By Michael Graber
There’s an intriguing term known as Life hacking. According to Wikipedia, “Life hacking" refers to any trick, shortcut, skill or novelty method that increases productivity and efficiency, in all walks of life … anything that solves an everyday problem in an inspired, ingenious manner.
The term is primarily used by computer experts who suffer from information overload or those with a playful curiosity in the ways they can accelerate their workflow.”
Now, apply this concept of hacking to your business – both its cultural and internal flow and its offer in the world.
Internally, are there simply things you could hack? Let’s start with the basics: meetings, emails and always prewiring every meeting.

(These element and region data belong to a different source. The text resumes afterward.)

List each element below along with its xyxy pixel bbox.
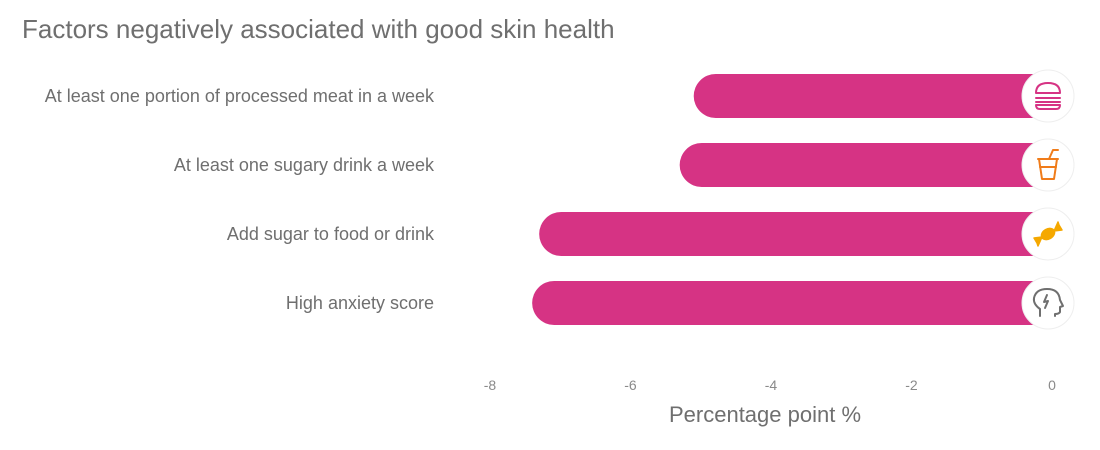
bar [539,212,1052,256]
bar [532,281,1052,325]
bar [693,74,1052,118]
x-tick-label: -8 [484,377,497,393]
head-icon [1032,288,1064,317]
burger-icon [1035,82,1061,110]
x-tick-label: -2 [905,377,918,393]
category-label: At least one portion of processed meat i… [45,86,435,106]
bar [679,143,1052,187]
chart-title: Factors negatively associated with good … [22,14,615,44]
candy-icon [1033,221,1063,247]
x-tick-label: 0 [1048,377,1056,393]
category-label: Add sugar to food or drink [227,224,435,244]
icon-badge [1021,69,1075,123]
x-axis-title: Percentage point % [669,402,861,427]
icon-badge [1021,138,1075,192]
cup-icon [1037,149,1059,180]
category-label: At least one sugary drink a week [174,155,435,175]
x-tick-label: -4 [765,377,778,393]
category-label: High anxiety score [286,293,434,313]
x-tick-label: -6 [624,377,637,393]
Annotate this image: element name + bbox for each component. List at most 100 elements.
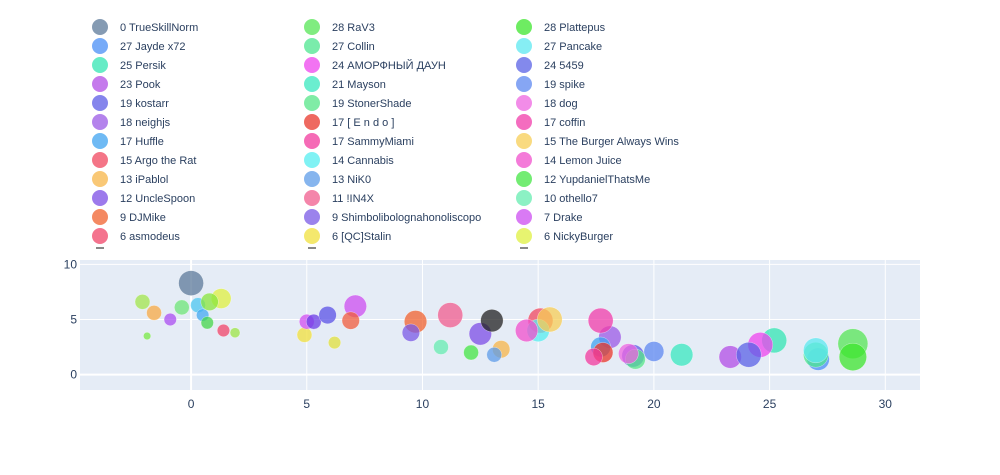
legend-item[interactable]: 12 UncleSpoon [92, 190, 195, 206]
data-point[interactable] [305, 313, 322, 330]
data-point[interactable]: 10 othello7 [433, 339, 449, 355]
data-point[interactable]: 6 [QC]Stalin [296, 327, 313, 343]
legend-item[interactable]: 19 StonerShade [304, 95, 412, 111]
legend-marker [92, 57, 108, 73]
data-point[interactable] [143, 332, 152, 341]
legend-item[interactable]: 23 Pook [92, 76, 161, 92]
legend-label: 27 Collin [332, 41, 375, 53]
legend-label: 6 NickyBurger [544, 231, 613, 243]
legend-label: 12 YupdanielThatsMe [544, 174, 650, 186]
data-point[interactable] [229, 327, 241, 338]
y-tick-label: 10 [64, 257, 78, 271]
data-point[interactable]: 9 Shimbolibolognahonoliscopo [401, 323, 420, 342]
legend-item[interactable]: 14 Cannabis [304, 152, 394, 168]
legend-label: 15 Argo the Rat [120, 155, 196, 167]
legend-item[interactable]: 17 [ E n d o ] [304, 114, 394, 130]
legend-item[interactable]: 15 The Burger Always Wins [516, 133, 679, 149]
data-point[interactable] [163, 312, 177, 326]
legend-marker [304, 19, 320, 35]
legend-label: 7 Drake [544, 212, 583, 224]
legend-item[interactable]: 27 Collin [304, 38, 375, 54]
legend-overflow-marker [520, 247, 528, 249]
legend-item[interactable]: 24 5459 [516, 57, 584, 73]
data-point[interactable]: 14 Lemon Juice [515, 319, 539, 343]
legend-label: 23 Pook [120, 79, 161, 91]
legend-item[interactable]: 21 Mayson [304, 76, 386, 92]
legend-marker [516, 171, 532, 187]
legend-item[interactable]: 19 kostarr [92, 95, 169, 111]
data-point[interactable] [134, 294, 151, 310]
legend-item[interactable]: 19 spike [516, 76, 585, 92]
legend-marker [516, 57, 532, 73]
legend-item[interactable]: 0 TrueSkillNorm [92, 19, 198, 35]
legend-item[interactable]: 27 Jayde x72 [92, 38, 185, 54]
data-point[interactable] [341, 311, 360, 330]
data-point[interactable]: 13 NiK0 [486, 346, 502, 363]
data-point[interactable]: 17 coffin [587, 307, 614, 334]
legend-marker [304, 152, 320, 168]
legend-item[interactable]: 25 Persik [92, 57, 166, 73]
data-point[interactable]: 11 !IN4X [437, 302, 463, 328]
data-point[interactable]: 27 Pancake [803, 337, 829, 364]
data-point[interactable]: 28 Plattepus [838, 342, 867, 371]
legend-marker [92, 114, 108, 130]
legend-item[interactable]: 28 Plattepus [516, 19, 606, 35]
data-point[interactable]: 15 The Burger Always Wins [537, 306, 563, 333]
data-point[interactable]: 24 5459 [736, 341, 762, 368]
data-point[interactable] [480, 309, 504, 333]
legend-marker [516, 209, 532, 225]
legend-marker [516, 76, 532, 92]
data-point[interactable] [200, 292, 219, 311]
data-point[interactable] [318, 306, 337, 325]
legend-item[interactable]: 17 Huffle [92, 133, 164, 149]
legend-item[interactable]: 17 coffin [516, 114, 585, 130]
data-point[interactable]: 21 Mayson [670, 343, 694, 367]
legend-item[interactable]: 28 RaV3 [304, 19, 375, 35]
legend-label: 25 Persik [120, 60, 166, 72]
data-point[interactable]: 12 YupdanielThatsMe [463, 344, 479, 361]
legend-label: 9 Shimbolibolognahonoliscopo [332, 212, 481, 224]
y-tick-label: 5 [70, 312, 77, 326]
data-point[interactable] [174, 299, 190, 316]
legend-item[interactable]: 6 [QC]Stalin [304, 228, 391, 244]
legend-item[interactable]: 6 asmodeus [92, 228, 180, 244]
legend-item[interactable]: 7 Drake [516, 209, 583, 225]
legend-label: 14 Lemon Juice [544, 155, 622, 167]
legend-label: 24 5459 [544, 60, 584, 72]
legend-item[interactable]: 14 Lemon Juice [516, 152, 622, 168]
legend-marker [92, 209, 108, 225]
legend-item[interactable]: 9 Shimbolibolognahonoliscopo [304, 209, 481, 225]
legend: 0 TrueSkillNorm 27 Jayde x72 25 Persik 23 P… [92, 19, 679, 249]
legend-item[interactable]: 9 DJMike [92, 209, 166, 225]
legend-item[interactable]: 24 АМОРФНЫЙ ДАУН [304, 57, 446, 73]
legend-item[interactable]: 13 iPablol [92, 171, 168, 187]
legend-item[interactable]: 11 !IN4X [304, 190, 375, 206]
data-point[interactable]: 19 spike [643, 341, 665, 362]
legend-item[interactable]: 18 neighjs [92, 114, 171, 130]
legend-item[interactable]: 6 NickyBurger [516, 228, 613, 244]
legend-item[interactable]: 18 dog [516, 95, 578, 111]
data-point[interactable]: 18 dog [618, 343, 639, 364]
legend-item[interactable]: 13 NiK0 [304, 171, 371, 187]
legend-marker [516, 114, 532, 130]
legend-label: 11 !IN4X [332, 193, 375, 205]
legend-marker [92, 190, 108, 206]
data-point[interactable] [200, 316, 214, 330]
legend-marker [516, 133, 532, 149]
data-point[interactable]: 17 SammyMiami [584, 347, 603, 366]
legend-item[interactable]: 12 YupdanielThatsMe [516, 171, 650, 187]
legend-item[interactable]: 17 SammyMiami [304, 133, 414, 149]
legend-label: 10 othello7 [544, 193, 598, 205]
data-point[interactable] [328, 336, 342, 350]
data-point[interactable]: 6 asmodeus [216, 324, 230, 338]
legend-item[interactable]: 10 othello7 [516, 190, 598, 206]
legend-marker [304, 209, 320, 225]
legend-item[interactable]: 27 Pancake [516, 38, 602, 54]
data-point[interactable]: 0 TrueSkillNorm [178, 270, 204, 296]
legend-label: 18 neighjs [120, 117, 171, 129]
data-point[interactable] [146, 305, 162, 321]
legend-item[interactable]: 15 Argo the Rat [92, 152, 196, 168]
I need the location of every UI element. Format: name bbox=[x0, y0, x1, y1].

How many of you spend too much time in non-essential meetings, responding to emails that really do not require a response (or even a read), or pre-selling the hopeful outcome of a meeting even when it isn’t needed?
These vampires of dysfunctional business culture drain lifeblood from the corpus. Can you find a way to limit some of these non-critical-to-business mission behaviors? Can you let an email thread pass by without the compulsion to add a statement? Can you call for a different kind of meeting that is decidedly non-political and needs no pre-wiring, such as an open-ended exploratory meeting?
The real questions are: How much time and energy are spent on the wrong things that don’t drive business and how can these ineffective behaviors be hacked?
Then, there is hacking the actual business. Rethinking the product mix, a facet of channel or distribution, adding a service component, or making changes to the business models itself to leverage growth.
Only the three percent of leading companies actually have a business hacking loop to ensure growth and innovation that are both short- and long-term.
The only question worth asking is why aren’t others hacking their businesses, internally and externally, to grow?